«Quando Abril com suaves aguaceiros
sacia a sede de Março até às raízes...»
Com a tua voz no seu tom mais elevado, balançando no cimo de um escadote,
braços erguidos - para te equilibrares e
segurares as rédeas da esforçada atenção
daquela tua audiência imaginária - declamaste Chaucer
para um campo com vacas. E o céu da Primavera fez o resto,
com a roupa lavada a escoaçar, o verde-esmeralda
dos espinheiros, o espinheiro branco, o espinheiro negro,
tu com um daqueles copos de champanhe
a que tinhas deitado a mão na arrebatação do momento.
A tua voz voou pelos campos até Grantchester.
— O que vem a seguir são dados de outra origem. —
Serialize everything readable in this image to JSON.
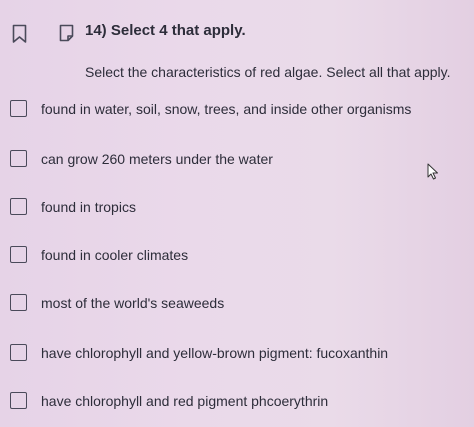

Deve ter soado a perdida. Mas as vacas
olharam, e aproximaram-se logo: elas apreciavam Chaucer.
E tu continuaste. Havia razões
para recitar Chaucer. Seguiu-se uma divertida Mulher de Bath,
a tua personagem favorita de toda a literatura.
Estavas arrebatada. E as vacas fascinadas.
Empurravam-se e roçavam-se, faziam um círculo
para contemplar o teu rosto, dando alguns bramidos ocasionais
de exclamação, para avivar a sua assombrosa capacidade de atenção,
de ouvidos à escuta para apanhar todas as inflexões,
à respeitosa distância de dois metros.
Tu simplesmente não conseguias parar. Que podia acontecer
se resolvesses parar. Seriam capazes de te atacar,
assustadas com o choque do silêncio, ou só porque queriam mais? -
E por isso tiveste de continuar. E continuaste -
vinte vacas ficaram contigo, hipotizadas.
Como é que conseguiste parar? Não me lembro
De teres parado. Imagino que se foram embora cambaleando -
a revirar os olhos, como que atraídas pelo cheiro da erva.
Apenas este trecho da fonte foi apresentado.